The UN is also rolling out a back-to-school campaign with messages on handwashing, social distancing and ensuring continued learning, with nearly all schools having reopened to date.  
The UN Children’s Fund is delivering 13,000 handwashing buckets for schools and led UN’s efforts to collect data on food and nutrition.  
The UN has also focused on preventing violence against women and girls as part of the Spotlight Initiative, and UN agencies are also working together to assess the impact of the pandemic on livelihoods.  
The World Food Programme has signed an agreement with the Government in Rakhine State to provide short-term food aid at quarantine centres in eight townships. 
Since mid- August 2020, Rakhine State has seen an increase in local transmission of COVID-19. As of September 10th, some 1,500 people are under quarantine at government-managed centres across the state. 
The agency stands ready to expand its support, if necessary, to Government efforts as it deals with food and nutrition needs of the people in Rakhine and elsewhere in Myanmar. 
The UN Refugee Agency said today that it is stepping up its support to help 11,000 asylum seekers who are without adequate shelter, after the Moria Reception and Identification Centre burned down last week on the island of Lesvos, Greece. 
Greek authorities have identified a location on the island to temporarily house the most vulnerable people. UNHCR is helping to set up this new temporary tented facility and has provided 600 family tents, chemical toilets and handwashing stations. 
For its part, the UN Migration Agency is calling on European states and the EU to both urgently support the immediate shelter and other needs while also finding longer-term solutions rooted in European solidarity. 
Today, the Fashion Industry Charter, convened by the UN Climate Change secretariat, released a Playbook to help businesses in the fashion industry take climate action. 
This Playbook is primarily intended for less experienced fashion companies that have not yet taken action on climate change but want to join the sector to deliver net zero emissions by 2050. 
The Playbook is also valuable for more experienced companies as they need to bring their suppliers along on their journey. 
The fashion sector as you know is a significant source of greenhouse gas emissions and faces growing risks from increasing emissions and the resulting changes in climate, such as water scarcity, facilities and infrastructure threatened by more frequent and severe climate events, price volatility of raw materials, and much more. 

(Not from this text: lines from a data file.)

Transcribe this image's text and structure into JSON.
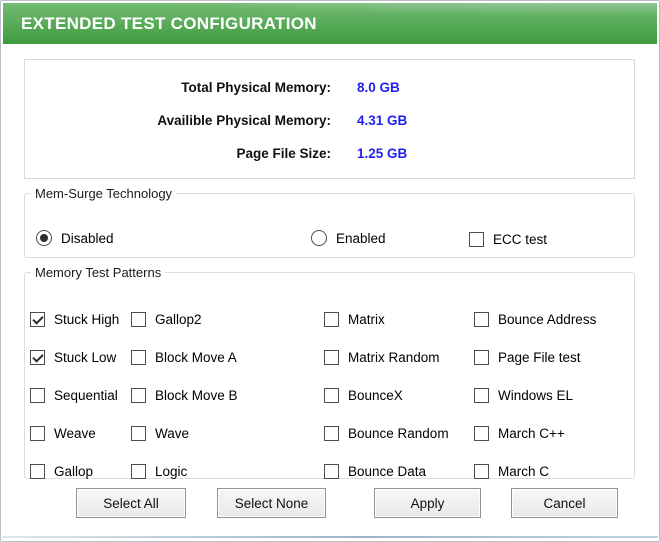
{
  "colors": {
    "accent-green": "#4ba54b",
    "green-light": "#72bb72",
    "green-dark": "#3f9b3f",
    "value-blue": "#1f1ff0"
  },
  "window": {
    "title": "EXTENDED TEST CONFIGURATION"
  },
  "memory_info": {
    "rows": [
      {
        "label": "Total Physical Memory:",
        "value": "8.0 GB"
      },
      {
        "label": "Availible Physical Memory:",
        "value": "4.31 GB"
      },
      {
        "label": "Page File Size:",
        "value": "1.25 GB"
      }
    ]
  },
  "mem_surge": {
    "title": "Mem-Surge Technology",
    "radios": [
      {
        "label": "Disabled",
        "checked": true
      },
      {
        "label": "Enabled",
        "checked": false
      }
    ],
    "ecc": {
      "label": "ECC test",
      "checked": false
    }
  },
  "patterns": {
    "title": "Memory Test Patterns",
    "columns": [
      [
        {
          "label": "Stuck High",
          "checked": true
        },
        {
          "label": "Stuck Low",
          "checked": true
        },
        {
          "label": "Sequential",
          "checked": false
        },
        {
          "label": "Weave",
          "checked": false
        },
        {
          "label": "Gallop",
          "checked": false
        }
      ],
      [
        {
          "label": "Gallop2",
          "checked": false
        },
        {
          "label": "Block Move A",
          "checked": false
        },
        {
          "label": "Block Move B",
          "checked": false
        },
        {
          "label": "Wave",
          "checked": false
        },
        {
          "label": "Logic",
          "checked": false
        }
      ],
      [
        {
          "label": "Matrix",
          "checked": false
        },
        {
          "label": "Matrix Random",
          "checked": false
        },
        {
          "label": "BounceX",
          "checked": false
        },
        {
          "label": "Bounce Random",
          "checked": false
        },
        {
          "label": "Bounce Data",
          "checked": false
        }
      ],
      [
        {
          "label": "Bounce Address",
          "checked": false
        },
        {
          "label": "Page File test",
          "checked": false
        },
        {
          "label": "Windows EL",
          "checked": false
        },
        {
          "label": "March C++",
          "checked": false
        },
        {
          "label": "March C",
          "checked": false
        }
      ]
    ]
  },
  "buttons": [
    {
      "label": "Select All"
    },
    {
      "label": "Select None"
    },
    {
      "label": "Apply"
    },
    {
      "label": "Cancel"
    }
  ]
}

The World Tourism Organization said today that international tourist arrivals dropped by 65 per cent during the first half of the year. This represents an unprecedented decrease, as countries around the world closed their borders and introduced travel restrictions in response to the pandemic. 
According to the World Tourism Organization, the massive drop in international travel translates to a loss of 440 million international arrivals and about $460 billion in export revenues from international tourism. 
They’ve also noted that over recent weeks, a growing number of destinations have started to open up again to international tourists. As of early September, 53 per cent of destinations had eased travel restrictions, but many governments remain cautious.  
Today is the International Day of Democracy. In a message for the Day, the Secretary-General said that as the world confronts COVID-19, democracy is crucial in ensuring the free flow of information, participation in decision-making and accountability for the response to the pandemic. Yet since the beginning of the crisis, we have seen the emergency used in a range of countries to restrict the democratic processes and civic space.  
The Secretary-General noted this is especially dangerous in places where democracy’s roots are shallow and institutional checks and balances are weak. He added that the crisis is also highlighting – and aggravating – long-neglected injustices and that along with the profound human toll, these inequalities are themselves a threat to democracy.